Charity shop shoppers across the UK will soon be able to buy an eco-friendly birdhouse that’s been designed by a University of Northampton student.
Joe Hurren’s bird box design, which is made from recycled wood, will soon be going into production before being sold in Sue Ryder charity shops across the nation.
Joe was one of four Product Design students who accepted a challenge to come up with garden items made from pallets and recycled wood, with the chance of them being made and sold in the shops, with all proceeds going to the palliative, neurological and bereavement support charity.
“We’ve been really impressed with the ideas the students came up with and it’s great to know that Joe’s design was good enough to be made and sold in our shops,” said Caroline Hatfield, who is a buyer for Sue Ryder
She added: “This project fits in perfectly with the current Sue Ryder corporate strategy, which has reduce, reuse and recycle at its heart.
“Eighty per cent of the new stock we sold in shops came from China, which is something we are determined to drastically reduce, and projects like this are helping us to achieve this aim.”
In addition to the bird box’s recycled credentials, the product is also playing a role in the British justice system, as it will be manufactured by people on probation in Bedfordshire.
Caroline said: “The East of England Probation Service is excited to engage with this project as in addition to the completion of their unpaid work hours, people on probation will be given the opportunity to gain some really useful transferrable skills which may reduce their likelihood of reoffending. Joe’s design will help to provide meaningful work for people on probation, much needed funds for the charity, and will therefore benefit society more widely.”

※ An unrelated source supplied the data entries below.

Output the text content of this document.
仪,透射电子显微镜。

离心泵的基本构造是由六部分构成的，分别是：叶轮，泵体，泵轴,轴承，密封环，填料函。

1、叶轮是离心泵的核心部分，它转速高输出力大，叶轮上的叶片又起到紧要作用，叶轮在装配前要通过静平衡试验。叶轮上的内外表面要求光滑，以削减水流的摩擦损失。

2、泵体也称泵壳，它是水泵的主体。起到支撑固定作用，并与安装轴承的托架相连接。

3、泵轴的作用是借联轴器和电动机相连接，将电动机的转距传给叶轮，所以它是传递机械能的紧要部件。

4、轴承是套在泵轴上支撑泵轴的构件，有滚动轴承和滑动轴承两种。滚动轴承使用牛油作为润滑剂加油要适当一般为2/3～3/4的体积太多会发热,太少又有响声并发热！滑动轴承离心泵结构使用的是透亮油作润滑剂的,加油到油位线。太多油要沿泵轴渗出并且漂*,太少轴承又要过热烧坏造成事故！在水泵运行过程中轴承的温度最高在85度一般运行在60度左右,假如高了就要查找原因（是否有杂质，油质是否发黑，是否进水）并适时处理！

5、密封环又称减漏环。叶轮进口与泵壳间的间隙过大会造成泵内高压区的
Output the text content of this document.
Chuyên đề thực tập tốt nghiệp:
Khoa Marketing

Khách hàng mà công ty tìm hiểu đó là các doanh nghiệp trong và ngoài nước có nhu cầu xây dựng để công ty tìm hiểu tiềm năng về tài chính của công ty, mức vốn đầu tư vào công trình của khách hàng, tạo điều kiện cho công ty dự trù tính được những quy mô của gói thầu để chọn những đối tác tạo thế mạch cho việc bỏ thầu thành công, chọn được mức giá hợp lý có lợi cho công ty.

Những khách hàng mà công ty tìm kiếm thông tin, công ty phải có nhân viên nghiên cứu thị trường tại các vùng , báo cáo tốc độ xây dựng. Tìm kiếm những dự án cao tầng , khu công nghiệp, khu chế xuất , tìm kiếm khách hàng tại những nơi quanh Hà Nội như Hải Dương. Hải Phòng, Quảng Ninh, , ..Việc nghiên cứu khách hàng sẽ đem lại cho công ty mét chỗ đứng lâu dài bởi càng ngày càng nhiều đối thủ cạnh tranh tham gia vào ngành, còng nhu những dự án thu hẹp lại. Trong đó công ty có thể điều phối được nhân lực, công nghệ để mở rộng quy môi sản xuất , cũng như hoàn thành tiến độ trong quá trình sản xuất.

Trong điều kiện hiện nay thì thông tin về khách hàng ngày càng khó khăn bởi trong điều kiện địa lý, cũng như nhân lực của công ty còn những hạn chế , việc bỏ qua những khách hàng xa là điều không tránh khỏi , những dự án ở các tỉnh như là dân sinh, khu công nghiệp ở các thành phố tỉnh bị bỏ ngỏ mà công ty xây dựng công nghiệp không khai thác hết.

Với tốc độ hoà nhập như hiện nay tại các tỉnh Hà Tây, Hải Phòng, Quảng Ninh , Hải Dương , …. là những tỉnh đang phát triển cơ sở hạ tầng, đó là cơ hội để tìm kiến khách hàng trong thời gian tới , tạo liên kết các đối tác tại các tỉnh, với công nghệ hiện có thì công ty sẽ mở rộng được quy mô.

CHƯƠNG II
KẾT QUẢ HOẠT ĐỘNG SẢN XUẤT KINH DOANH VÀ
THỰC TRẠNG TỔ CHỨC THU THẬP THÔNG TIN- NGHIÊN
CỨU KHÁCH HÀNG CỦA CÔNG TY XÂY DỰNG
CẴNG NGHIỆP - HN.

Joe, who is a second year student, said: “I was delighted they chose my bird box for production and I can’t wait to see it on sale in the shops. I’ve really enjoyed this project and what’s made it even better for me is that its satisfying to be able to support a charity.”
Product Design Programme Leader, Paul Hines, has been impressed with the students’ efforts.
He said: “The project is part of our Wednesday Social, which is an extra-curricular group, so everybody who has taken part has done it voluntarily, in addition to their main studies. I think they all get satisfaction from the project, as it not only helps them to develop their skills and get experience of working with industry, but they are also supporting a great cause at the same time.”
The three other students who took part in the challenge were first years May-Louise Ellis-Handley and Ella Sharman and second year, Jack Shave.